7. In view of this accepted position by the Addl. Collector, which relates to testing of sample drawn from the goods packed, we are unable to appreciate the view taken by the Addl. Collr. that based on the counts noticed in the ring frame register, the allegation of mis-declaration of counts, could be sustained. In this context, it has been pleaded that the appellants had applied corrective factors to bring the production to the declared counts. In view of this plea, the benefit of doubt is to be extended and one cannot jump to the conclusion that the variation in counts noticed in the wrapping register would amount to mis-declaration, especially, when, at the finished stage, the department has not found anything wrong with the declared counts on testing the sample of finished product. We, therefore, discharge the appellants from the allegation of mis-declaration of counts and also consequently discharge the demand of Rs. 20,822.85.
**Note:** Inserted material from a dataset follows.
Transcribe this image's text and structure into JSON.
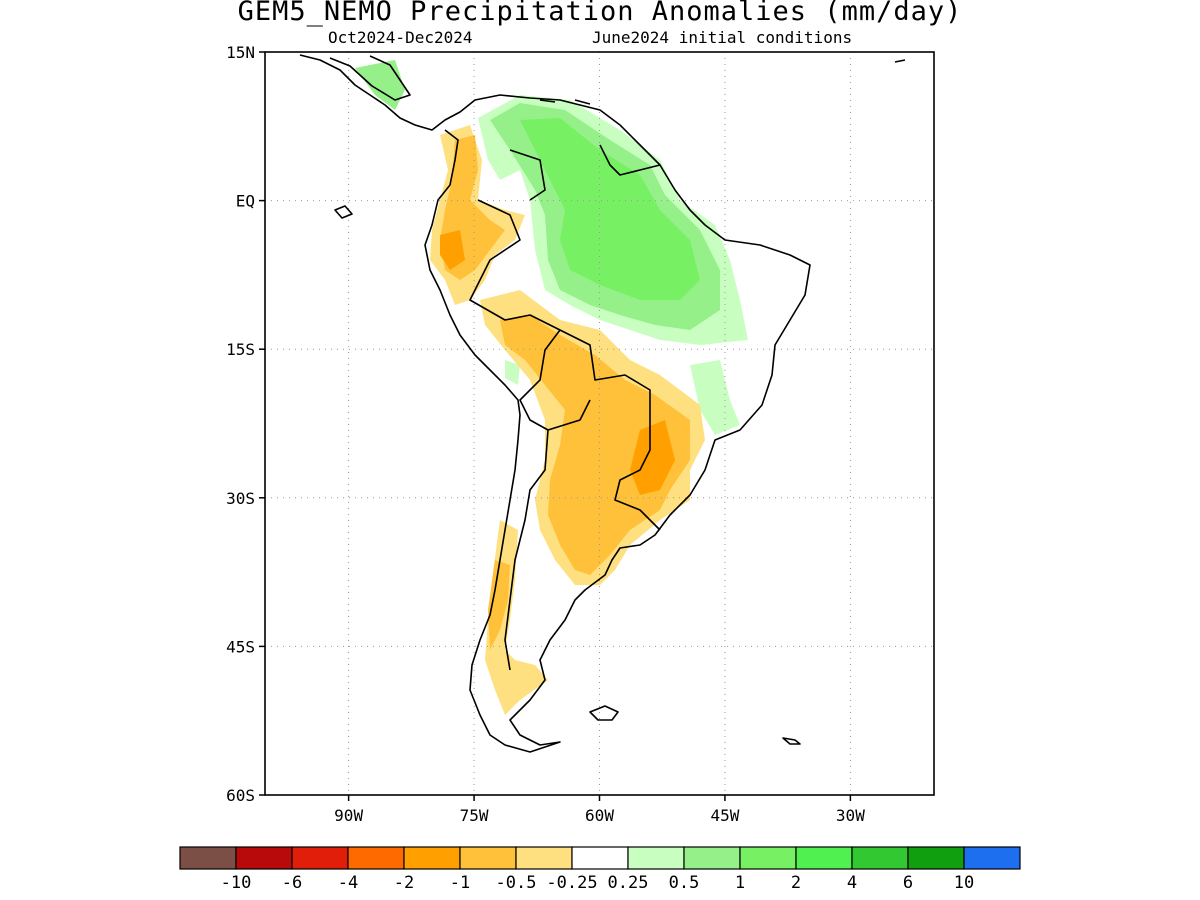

8. Now coming to the allegation of suppression of production, again this allegation is based only on one document viz. the daily spinning and winding register. It is not the case of the department that the production figures are to be recorded in the RG-1 at the spindle stage itself. It is the appellants' contention that nowhere the production of yarn is recorded at the spindle stage and even now they are recording the production in the RG-I, only at the packing stage. This contention is not challenged by the department. Variation between the daily production register and RG-I, even after allowing for waste yarn, is therefore, bound to exist. It is reported that the variation is only to the extent of 5%. In any case, if this extent of variation is found to be abnormal, that can only give room for causing further investigation to identify clandestine removal and pinpoint the same. In this case, admittedly, no corroborative evidence is available either in the form of seizures of unaccounted yarn, seizures of packed yarn unaccounted lying in the factory or seizure of any yarn having been removed without gate pass. There are no evidences in the form of sale records to show that the quantities other than those removed have been sold by the appellants. There is no allegation of receipt and consumption of excess raw cotton. In short, there are no other evidences to support the allegation of excess production and their clandestine removal. Merely, because of the entries in the daily production register, especially when that is not the basis for recording production in the RG-I register, no firm conclusion can be arrived at without any, if not all, of the abovesaid type of corroborative evidences. In view of this, we hold that the charge of suppression of production and clandestine removal has not been established beyond reasonable doubt. We, therefore, discharge the appellants from this charge as well and drop the demand for Rs. 1,02,922.60/- confirmed on this ground by the Addl. Collector.
9. In the result, the case does not justify imposition of penalty and the order imposing the penalty is also required to be set aside.
10. The appeal is allowed on all counts.